Четвертый звонок | страница 15



— И что? — Мне было ужасно стыдно за своих старших товарищей.

— Что-что… Зигмунд, который еще кое-как соображал, придерживал Сережу посохом, чтобы тот не упал, а Сережа стоял, назюзюканный, в своем пальто, почему-то прижавшись лицом к стене, и ждал, когда можно будет уйти. Зигмунд Павлович кокетливо прочитал детский стишок, повторяя: «С годым Новом! С годым Новом!» — и, покряхтывая, поерзывая ногами, мерзко, кокетливо хихикая, попросился в ванную.

— Да! — вскричала мама. — Но какими словами! Как он это… беззастенчиво… сформулировал!!! — воскликнула мама.

От греха подальше я решила не спрашивать, как Зигмунд попросился в туалет. Но мама продолжала:

— И когда папа повел Зигмунда в ванную…

— Да-да. И пока я тащил его в ванную, Зигмунд Павлович реготал, тыкал в меня пальцем и дразнился «йога-йога».

— Это потому, — объяснила мама, — что папа был замотан в полотенца, на голове и до пояса снизу. А Сережа почему-то принялся стаскивать башмаки, мыском одной ноги стягивая ботинок с пятки другой. Я ему сказала, — продолжала мама, — что вы, зачем вы, Сережа, не снимайте вашу обувь. Но было поздно. Он молча снял и тоже засеменил в ванную. Но там уже закрылся Зигмунд. И там он закрылся и смолк. Сергей Сергеевич встал рядом с дверью в ванную в привычную уже для него позу, прижавшись лицом к стене, и тоже затих. Даже практически заснул. Я так боялась, что они сейчас пойдут в комнату, лягут спать и мы не сможем их оттуда выкурить.

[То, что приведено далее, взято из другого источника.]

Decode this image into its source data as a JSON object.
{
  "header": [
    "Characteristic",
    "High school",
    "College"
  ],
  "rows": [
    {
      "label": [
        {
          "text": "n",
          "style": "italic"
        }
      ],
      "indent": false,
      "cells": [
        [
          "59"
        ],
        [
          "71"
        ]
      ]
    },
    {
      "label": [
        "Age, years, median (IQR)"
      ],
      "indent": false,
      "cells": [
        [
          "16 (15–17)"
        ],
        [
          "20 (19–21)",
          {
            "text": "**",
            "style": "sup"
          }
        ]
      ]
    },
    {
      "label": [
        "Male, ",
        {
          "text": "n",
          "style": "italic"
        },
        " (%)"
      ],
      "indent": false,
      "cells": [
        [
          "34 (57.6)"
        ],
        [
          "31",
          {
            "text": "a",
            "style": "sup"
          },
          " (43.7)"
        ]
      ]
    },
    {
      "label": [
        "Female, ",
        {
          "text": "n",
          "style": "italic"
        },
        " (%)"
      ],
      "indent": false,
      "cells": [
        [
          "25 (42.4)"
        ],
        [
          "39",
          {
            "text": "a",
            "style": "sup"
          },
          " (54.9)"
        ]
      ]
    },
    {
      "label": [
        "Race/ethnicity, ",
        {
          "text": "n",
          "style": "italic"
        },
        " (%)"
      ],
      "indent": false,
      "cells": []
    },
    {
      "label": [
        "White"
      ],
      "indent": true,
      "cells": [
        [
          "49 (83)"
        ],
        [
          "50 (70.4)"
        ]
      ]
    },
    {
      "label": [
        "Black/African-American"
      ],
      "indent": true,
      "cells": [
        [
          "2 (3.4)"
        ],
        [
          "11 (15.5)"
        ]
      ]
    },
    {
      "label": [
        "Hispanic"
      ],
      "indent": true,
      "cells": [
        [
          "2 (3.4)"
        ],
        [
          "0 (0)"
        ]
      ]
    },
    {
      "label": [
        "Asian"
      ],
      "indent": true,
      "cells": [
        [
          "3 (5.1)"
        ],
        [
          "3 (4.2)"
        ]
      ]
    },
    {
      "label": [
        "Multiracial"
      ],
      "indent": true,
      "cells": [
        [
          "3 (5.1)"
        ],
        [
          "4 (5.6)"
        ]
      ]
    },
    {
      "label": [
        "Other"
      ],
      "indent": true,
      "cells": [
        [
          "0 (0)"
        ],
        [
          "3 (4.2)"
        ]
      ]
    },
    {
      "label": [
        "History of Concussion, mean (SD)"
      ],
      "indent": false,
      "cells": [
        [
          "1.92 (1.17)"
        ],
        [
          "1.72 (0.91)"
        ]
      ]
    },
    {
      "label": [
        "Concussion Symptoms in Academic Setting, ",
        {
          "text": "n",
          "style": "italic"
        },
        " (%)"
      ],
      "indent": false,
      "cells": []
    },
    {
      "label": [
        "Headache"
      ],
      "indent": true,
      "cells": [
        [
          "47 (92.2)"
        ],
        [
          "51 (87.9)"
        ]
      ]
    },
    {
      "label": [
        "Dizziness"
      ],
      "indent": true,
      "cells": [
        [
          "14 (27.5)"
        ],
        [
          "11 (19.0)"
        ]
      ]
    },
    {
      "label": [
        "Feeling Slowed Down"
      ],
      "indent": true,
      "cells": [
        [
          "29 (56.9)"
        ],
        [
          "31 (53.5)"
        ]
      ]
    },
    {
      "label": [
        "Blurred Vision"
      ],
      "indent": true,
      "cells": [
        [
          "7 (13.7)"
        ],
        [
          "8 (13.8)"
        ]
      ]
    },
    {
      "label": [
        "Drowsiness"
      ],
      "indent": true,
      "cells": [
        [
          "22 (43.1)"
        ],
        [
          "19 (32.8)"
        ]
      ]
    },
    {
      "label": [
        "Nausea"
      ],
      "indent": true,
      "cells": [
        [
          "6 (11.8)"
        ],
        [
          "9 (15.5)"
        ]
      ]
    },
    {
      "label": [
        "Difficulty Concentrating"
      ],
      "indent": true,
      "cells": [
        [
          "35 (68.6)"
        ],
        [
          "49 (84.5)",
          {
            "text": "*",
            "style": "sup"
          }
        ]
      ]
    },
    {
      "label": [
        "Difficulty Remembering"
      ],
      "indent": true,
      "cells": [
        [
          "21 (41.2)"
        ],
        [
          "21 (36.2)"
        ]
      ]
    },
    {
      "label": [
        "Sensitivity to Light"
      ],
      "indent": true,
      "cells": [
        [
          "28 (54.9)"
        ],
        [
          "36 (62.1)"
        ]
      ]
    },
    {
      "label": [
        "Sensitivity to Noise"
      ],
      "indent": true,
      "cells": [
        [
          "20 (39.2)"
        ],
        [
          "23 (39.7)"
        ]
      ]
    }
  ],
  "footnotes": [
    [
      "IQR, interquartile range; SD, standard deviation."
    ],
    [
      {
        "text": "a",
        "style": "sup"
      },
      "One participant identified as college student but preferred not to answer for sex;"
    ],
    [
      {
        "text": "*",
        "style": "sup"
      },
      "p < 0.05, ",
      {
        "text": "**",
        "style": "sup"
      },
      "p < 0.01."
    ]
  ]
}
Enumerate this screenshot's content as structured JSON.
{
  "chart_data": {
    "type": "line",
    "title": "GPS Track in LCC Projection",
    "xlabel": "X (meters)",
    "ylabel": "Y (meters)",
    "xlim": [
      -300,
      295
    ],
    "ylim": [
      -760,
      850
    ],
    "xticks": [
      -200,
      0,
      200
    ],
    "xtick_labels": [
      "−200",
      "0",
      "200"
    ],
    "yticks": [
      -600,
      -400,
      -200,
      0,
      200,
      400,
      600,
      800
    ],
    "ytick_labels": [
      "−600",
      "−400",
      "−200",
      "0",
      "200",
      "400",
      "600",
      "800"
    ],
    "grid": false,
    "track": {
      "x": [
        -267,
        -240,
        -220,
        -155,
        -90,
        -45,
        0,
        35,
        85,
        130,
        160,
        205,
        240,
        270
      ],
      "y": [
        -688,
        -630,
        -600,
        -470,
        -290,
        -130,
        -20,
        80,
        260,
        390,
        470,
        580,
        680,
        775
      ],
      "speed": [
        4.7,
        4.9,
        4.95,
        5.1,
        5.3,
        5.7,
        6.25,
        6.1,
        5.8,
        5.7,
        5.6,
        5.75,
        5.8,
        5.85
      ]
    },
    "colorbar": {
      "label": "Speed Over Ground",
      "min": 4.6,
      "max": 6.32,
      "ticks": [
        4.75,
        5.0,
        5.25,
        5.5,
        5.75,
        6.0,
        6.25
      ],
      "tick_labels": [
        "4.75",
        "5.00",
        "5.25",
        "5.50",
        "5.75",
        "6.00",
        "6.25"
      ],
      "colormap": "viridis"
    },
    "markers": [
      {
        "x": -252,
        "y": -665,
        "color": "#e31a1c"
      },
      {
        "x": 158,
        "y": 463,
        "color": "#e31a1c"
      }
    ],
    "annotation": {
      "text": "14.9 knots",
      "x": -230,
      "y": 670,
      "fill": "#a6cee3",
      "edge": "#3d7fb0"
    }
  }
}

— Это был жуткий, жуткий вечер, — папа перехватил трубку, — мы еле вытащили Зигмунда Павловича из ванной. Мама… мама — сама!!! — завязывала Сергею Сергеевичу шнурки, а Зигмунду мы дали тапочки, чтобы он дошел до своей квартиры. Заодно позвонили его жене, чтобы она выслала сверху кого-нибудь, чтобы этих двоих встретили на лестнице.

— И все это время, — закончил папа, — я вынужден был бегать по дому полуголый. Как этот…

— Как йога… — Мама тихо захихикала.

Папа рассердился и завершил разговор:

— Всё! Больше ты туда вряд ли пойдешь.

«Вряд ли» — это замечательная фраза, особенно когда ее говорил мой папа. Это «вряд ли» часто было моей единственной надеждой.

Так что, вернувшись домой из Одессы, в первый же вечер я тихонько смылась на репетицию. На обратном пути Зигмунд зашел к нам домой и произнес полный экспрессии покаянный текст, который я ему написала. Наизусть произнес. Мама молчала и скептически улыбалась, папа, чувствительный, наивный и доверчивый, растроганно всплакнул.